Not everybody agrees on the causes or severity of climate change – or, indeed, that it is an issue – but one thing is undeniable, one of the main polluters of the world, oil, will run out eventually. And in the meantime, its price is likely to get higher. What to do about it?

Brazil developed its very own solution to oil dependency in the 1970s, with the Pró-Álcool programme which encouraged the production of sugar cane ethanol. Despite criticism by some for being inefficient and simply a legacy of the grand ambitions of Brazil’s authoritarian regime at the time – ethanol did address the oil crisis that erupted in 1973. And it should receive larger attention now too.

Brazil decided that ethanol was to be mixed with road fuel early on, and created flex-cars, which can run on either the green fuel or gasoline or a mix of the two, which has spurred production since 2000. Its fuel market, however, is skewed because gasoline prices are capped, providing an unfair advantage to the fossil fuel. All the same, the prospects for ethanol are set to improve.

The US, a producer of corn ethanol, is discussing the elevation of the so-called blend wall – the percentage of ethanol in road fuels – from 10% to 15%. The US is the second largest car market in the world; Brazil is the fourth. Together, they produce more than 85% of the world’s ethanol and are the first and second exporter, respectively. But corn ethanol is more expensive to produce, and impacts more strongly on the food chain, leaving the field wide open for sugar cane.

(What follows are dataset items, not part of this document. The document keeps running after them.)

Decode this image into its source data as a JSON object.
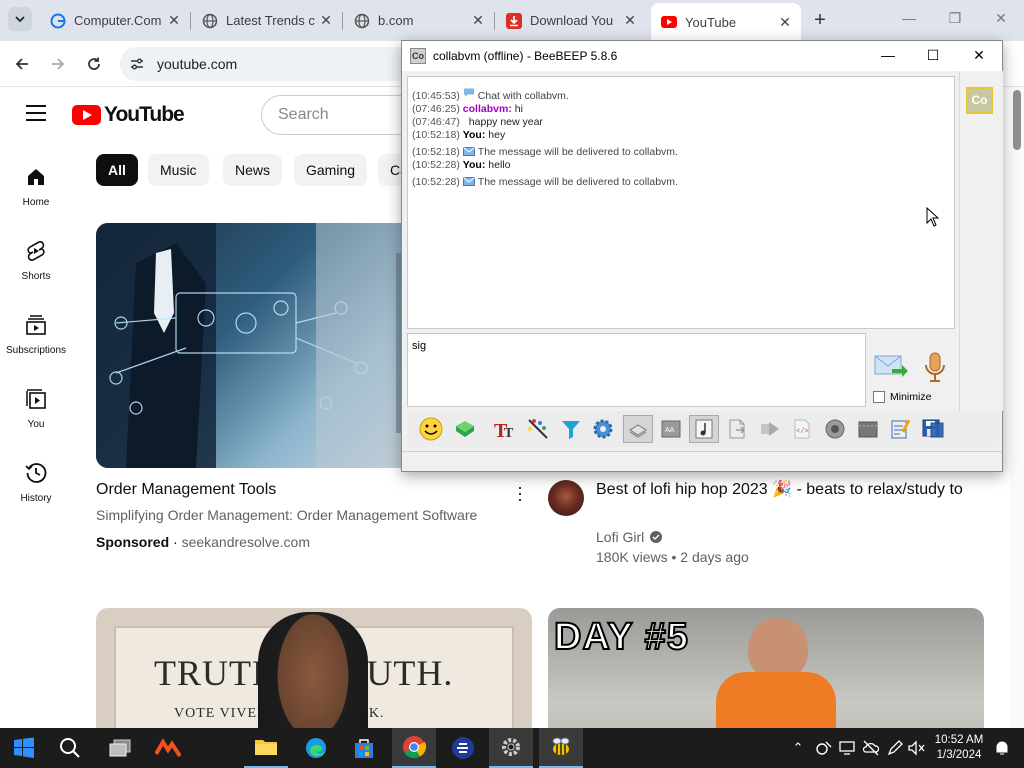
{
  "browser": {
    "tabs": [
      {
        "label": "Computer.Com",
        "icon": "globe-g-icon"
      },
      {
        "label": "Latest Trends c",
        "icon": "globe-icon"
      },
      {
        "label": "b.com",
        "icon": "globe-icon"
      },
      {
        "label": "Download You",
        "icon": "download-icon"
      },
      {
        "label": "YouTube",
        "icon": "youtube-icon"
      }
    ],
    "url": "youtube.com"
  },
  "youtube": {
    "logo_text": "YouTube",
    "search_placeholder": "Search",
    "sidebar": [
      {
        "label": "Home",
        "icon": "home-icon"
      },
      {
        "label": "Shorts",
        "icon": "shorts-icon"
      },
      {
        "label": "Subscriptions",
        "icon": "subscriptions-icon"
      },
      {
        "label": "You",
        "icon": "you-icon"
      },
      {
        "label": "History",
        "icon": "history-icon"
      }
    ],
    "chips": [
      "All",
      "Music",
      "News",
      "Gaming",
      "Ca"
    ],
    "videos": [
      {
        "title": "Order Management Tools",
        "description": "Simplifying Order Management: Order Management Software",
        "sponsored": "Sponsored",
        "sep": " · ",
        "domain": "seekandresolve.com"
      },
      {
        "title": "Best of lofi hip hop 2023 🎉 - beats to relax/study to",
        "channel": "Lofi Girl",
        "meta": "180K views • 2 days ago"
      }
    ],
    "thumb_texts": {
      "truth": "TRUTH.   TRUTH.",
      "vote": "VOTE VIVEK.   VOTE VIVEK.",
      "day": "DAY #5"
    }
  },
  "beebeep": {
    "title": "collabvm (offline) - BeeBEEP 5.8.6",
    "icon_text": "Co",
    "avatar_text": "Co",
    "messages": [
      {
        "ts": "(10:45:53)",
        "sender": "",
        "text": "Chat with collabvm.",
        "kind": "system"
      },
      {
        "ts": "(07:46:25)",
        "sender": "collabvm:",
        "text": "hi",
        "kind": "peer"
      },
      {
        "ts": "(07:46:47)",
        "sender": "",
        "text": "happy new year",
        "kind": "cont"
      },
      {
        "ts": "(10:52:18)",
        "sender": "You:",
        "text": "hey",
        "kind": "me"
      },
      {
        "ts": "(10:52:18)",
        "sender": "",
        "text": "The message will be delivered to collabvm.",
        "kind": "mail"
      },
      {
        "ts": "(10:52:28)",
        "sender": "You:",
        "text": "hello",
        "kind": "me"
      },
      {
        "ts": "(10:52:28)",
        "sender": "",
        "text": "The message will be delivered to collabvm.",
        "kind": "mail"
      }
    ],
    "input_text": "sig",
    "minimize_label": "Minimize"
  },
  "taskbar": {
    "time": "10:52 AM",
    "date": "1/3/2024"
  },
  "colors": {
    "youtube_red": "#ff0000",
    "peer_name": "#a000c8",
    "taskbar": "#1c1c1c"
  }
}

The world’s largest car market, China, itself a producer of corn ethanol and one that experiences stronger tensions in its agribusiness sector, may be the ultimate dream for Brazil’s ethanol producers. If the world’s governments are committed to their objectives of reducing carbon dioxide emissions, as they say they are, ethanol will have to be seriously considered as a strong player in their energy mix.